Brexit: UK-EU Relationship Debate
Full Debate: Read Full DebateLord Dykes
Main Page: Lord Dykes (Crossbench - Life peer)Department Debates - View all Lord Dykes's debates with the Foreign, Commonwealth & Development Office
(7 years, 11 months ago)
Lords ChamberMy Lords, I warmly thank the noble Lord, Lord Liddle, for initiating this debate and for his words. As a previous speaker said, the passion as well as the contents of his remarks make his speech worth reading again in Hansard. It set out all the awful implications: not just “A Nightmare on Elm Street”, or on all the Elm Streets in the United Kingdom, but “Nightmare in Downing Street”, “Nightmare in the whole of Whitehall”, “Nightmare around Parliament Square” and all over London, in particular, when this escapade and nonsense gradually unfold. Without being complacent, I like to think that the number of speakers in this debate alone who have argued for and endorsed our continuing membership of the EU reflects—I am optimistic about this—what British public opinion will be in about 18 months’ time when all these nightmare implications are considered.
I also thank my noble friend Lord Ricketts and congratulate him on his outstanding maiden speech. With his distinguished Foreign Office background, we thank him for all he has done for this country. When I was an MP, I became rather unpopular among some colleagues because I defended the Foreign Office in the House of Commons, which is always a tricky thing to do. One reason was that, as the Foreign Office became more successful, it was disliked more and more by Mrs Thatcher. I remember that vividly and, to my mind, it was an important test of what view one ought to take about our most excellent foreign service.
Timothy Garton Ash, a very distinguished historical journalist and historian who worked in Oxford and other places and travelled extensively, said on Friday, 25 November in the press:
“These days, I never travel without my Brexitometer. It measures two things: the time elapsing from the opening of any conversation”,
with anybody,
“to the first mention of Brexit”—
the average so far has been three minutes—
“and the proportion of all those I encounter who think Brexit is a good idea. Over the past two months, I’ve been in America”,
and about half a dozen other important countries,
“and the second metric is currently running at about 1%”—
that is, 1% in favour of Brexit. He continues:
“The other 99% think that we Brits have gone stark staring bonkers”.
He goes on to say that maybe he was just mixing with the wrong kind of people—the international elite, who naturally like the European Union—but, no, he was talking about a wide cross-section of people.
I commend my noble friend Lord Kerr of Kinlochard as a sober witness to this continuing and unfolding ghastly nightmare, and reiterate his words in the debate on 22 November. He referred to the way in which the Government are busily and clumsily alienating our friends in Europe before the negotiations even begin.
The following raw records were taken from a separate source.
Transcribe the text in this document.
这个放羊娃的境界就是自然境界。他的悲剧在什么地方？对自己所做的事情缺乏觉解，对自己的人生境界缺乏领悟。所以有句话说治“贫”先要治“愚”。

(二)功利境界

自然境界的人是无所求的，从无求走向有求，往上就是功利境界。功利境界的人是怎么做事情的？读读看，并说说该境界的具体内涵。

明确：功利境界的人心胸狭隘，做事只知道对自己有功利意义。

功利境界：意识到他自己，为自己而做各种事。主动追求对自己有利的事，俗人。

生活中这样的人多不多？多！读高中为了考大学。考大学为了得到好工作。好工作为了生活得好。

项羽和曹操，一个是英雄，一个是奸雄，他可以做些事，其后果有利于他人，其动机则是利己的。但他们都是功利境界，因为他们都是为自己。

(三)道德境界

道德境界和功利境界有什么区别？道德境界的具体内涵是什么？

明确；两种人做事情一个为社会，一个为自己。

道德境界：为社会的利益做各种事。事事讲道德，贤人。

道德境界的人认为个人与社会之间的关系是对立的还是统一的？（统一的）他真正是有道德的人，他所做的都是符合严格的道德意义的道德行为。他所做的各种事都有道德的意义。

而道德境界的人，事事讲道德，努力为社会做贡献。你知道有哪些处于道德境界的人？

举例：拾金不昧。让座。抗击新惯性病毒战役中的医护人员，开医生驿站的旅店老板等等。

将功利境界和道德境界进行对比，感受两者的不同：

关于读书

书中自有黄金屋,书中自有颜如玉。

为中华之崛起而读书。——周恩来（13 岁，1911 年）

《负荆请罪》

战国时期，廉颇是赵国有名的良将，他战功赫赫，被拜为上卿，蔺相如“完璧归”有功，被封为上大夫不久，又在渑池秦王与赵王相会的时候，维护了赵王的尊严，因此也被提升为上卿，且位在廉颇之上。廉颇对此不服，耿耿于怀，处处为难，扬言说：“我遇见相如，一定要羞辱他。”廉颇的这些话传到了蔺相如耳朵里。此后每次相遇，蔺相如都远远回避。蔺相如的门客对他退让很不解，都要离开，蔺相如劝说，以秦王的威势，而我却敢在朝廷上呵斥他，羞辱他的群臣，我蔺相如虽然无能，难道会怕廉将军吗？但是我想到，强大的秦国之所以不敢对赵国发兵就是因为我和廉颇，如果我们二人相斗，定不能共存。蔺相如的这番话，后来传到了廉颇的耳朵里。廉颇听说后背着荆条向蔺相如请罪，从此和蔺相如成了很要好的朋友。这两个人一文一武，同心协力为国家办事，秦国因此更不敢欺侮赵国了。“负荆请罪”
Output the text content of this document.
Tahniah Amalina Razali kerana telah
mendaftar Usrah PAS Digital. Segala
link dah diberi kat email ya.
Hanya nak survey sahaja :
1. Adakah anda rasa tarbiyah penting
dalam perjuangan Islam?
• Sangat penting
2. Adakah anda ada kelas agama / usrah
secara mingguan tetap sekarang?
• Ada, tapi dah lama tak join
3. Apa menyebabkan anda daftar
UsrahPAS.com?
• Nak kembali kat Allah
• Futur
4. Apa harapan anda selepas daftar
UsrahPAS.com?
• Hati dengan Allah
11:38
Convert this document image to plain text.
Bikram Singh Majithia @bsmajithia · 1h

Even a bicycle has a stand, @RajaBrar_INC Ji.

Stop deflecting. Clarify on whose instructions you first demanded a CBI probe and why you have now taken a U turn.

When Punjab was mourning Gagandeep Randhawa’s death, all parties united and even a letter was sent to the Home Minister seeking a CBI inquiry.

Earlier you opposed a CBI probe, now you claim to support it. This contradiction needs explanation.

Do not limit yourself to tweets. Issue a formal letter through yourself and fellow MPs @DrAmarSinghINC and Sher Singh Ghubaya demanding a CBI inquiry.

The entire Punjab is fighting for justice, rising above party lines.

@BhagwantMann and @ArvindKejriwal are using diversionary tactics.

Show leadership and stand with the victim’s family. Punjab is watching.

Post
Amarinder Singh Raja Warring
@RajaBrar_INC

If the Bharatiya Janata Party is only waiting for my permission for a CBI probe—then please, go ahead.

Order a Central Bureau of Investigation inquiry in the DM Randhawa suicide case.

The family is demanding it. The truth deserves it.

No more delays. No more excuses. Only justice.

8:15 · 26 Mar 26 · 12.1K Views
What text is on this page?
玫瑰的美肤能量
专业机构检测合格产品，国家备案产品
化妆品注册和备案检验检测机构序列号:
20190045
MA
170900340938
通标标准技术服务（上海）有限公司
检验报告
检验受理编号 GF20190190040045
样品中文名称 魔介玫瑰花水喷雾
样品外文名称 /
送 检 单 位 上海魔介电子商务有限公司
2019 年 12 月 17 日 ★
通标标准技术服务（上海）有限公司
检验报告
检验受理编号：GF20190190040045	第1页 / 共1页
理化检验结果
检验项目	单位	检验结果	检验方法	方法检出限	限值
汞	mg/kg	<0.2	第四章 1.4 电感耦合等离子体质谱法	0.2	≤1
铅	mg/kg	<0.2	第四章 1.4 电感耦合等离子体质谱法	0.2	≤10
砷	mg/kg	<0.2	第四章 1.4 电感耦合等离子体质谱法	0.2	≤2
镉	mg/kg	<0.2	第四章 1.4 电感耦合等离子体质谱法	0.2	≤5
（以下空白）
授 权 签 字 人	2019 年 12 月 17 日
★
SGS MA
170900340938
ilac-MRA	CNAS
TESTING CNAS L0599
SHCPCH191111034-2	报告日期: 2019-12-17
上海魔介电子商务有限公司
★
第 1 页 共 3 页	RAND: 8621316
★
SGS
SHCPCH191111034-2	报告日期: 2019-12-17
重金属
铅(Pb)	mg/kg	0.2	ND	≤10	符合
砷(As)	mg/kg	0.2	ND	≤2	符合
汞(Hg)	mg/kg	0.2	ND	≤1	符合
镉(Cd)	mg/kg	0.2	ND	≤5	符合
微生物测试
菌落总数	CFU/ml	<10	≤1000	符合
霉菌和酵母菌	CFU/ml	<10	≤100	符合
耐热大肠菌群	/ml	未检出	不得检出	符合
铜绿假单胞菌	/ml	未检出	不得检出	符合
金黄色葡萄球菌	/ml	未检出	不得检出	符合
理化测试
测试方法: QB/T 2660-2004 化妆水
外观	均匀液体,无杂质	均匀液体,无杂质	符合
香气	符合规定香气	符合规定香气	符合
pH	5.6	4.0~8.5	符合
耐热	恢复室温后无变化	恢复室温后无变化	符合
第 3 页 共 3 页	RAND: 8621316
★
My noble friend is not known for his histrionic utterances—far from it—and that is why we respect him so much. He said that,
“the sense that the Government are talking only to themselves, making policy in an echo chamber, the gratuitous insults from the Foreign Secretary, the random pronouncements of various Ministers, usually immediately followed by a slap down from No. 10, leave our friends … in Brussels close to despairing. They fear that there is no plan, and that when one emerges it may be rather unrealistic. They see a growing risk that the Article 50 negotiation will fail, and we will go over the cliff edge into legal chaos”.—[Official Report, 22/11/16; col. 1864.]
This immense damage to this country has been unleashed by former Prime Minister David Cameron. It is far more reckless than anything done in Suez by Anthony Eden and far more dangerous than other hysterical acts of previous Prime Ministers over the long history of unfolding British democracy. When we see David Cameron, we have to ask him again why he tore this country apart so recklessly in favour of keeping his party in order. However, it can be resisted. If, with or without the support of the Supreme Court, this matter eventually goes back to Parliament—mainly to the House of Commons—as it should, then MPs must really face up to resisting the right-wing firestorm that has been unleashed by this nonsensical decision. I quote from an article in the Guardian on 29 November. It says that,
“we can’t go on like this. If the courts give MPs the right to vote to stay in the EEA and the single market, they will need nerves of iron, reserves of courage and every possible verbal weapon to confront the right’s angry entitlement, its brutish selfishness, its mean-spirited nativism. It won’t be easy; some won’t have the stomach for it. But they surely have a duty to stand up for the only kind of Brexit that might save us from ruin”.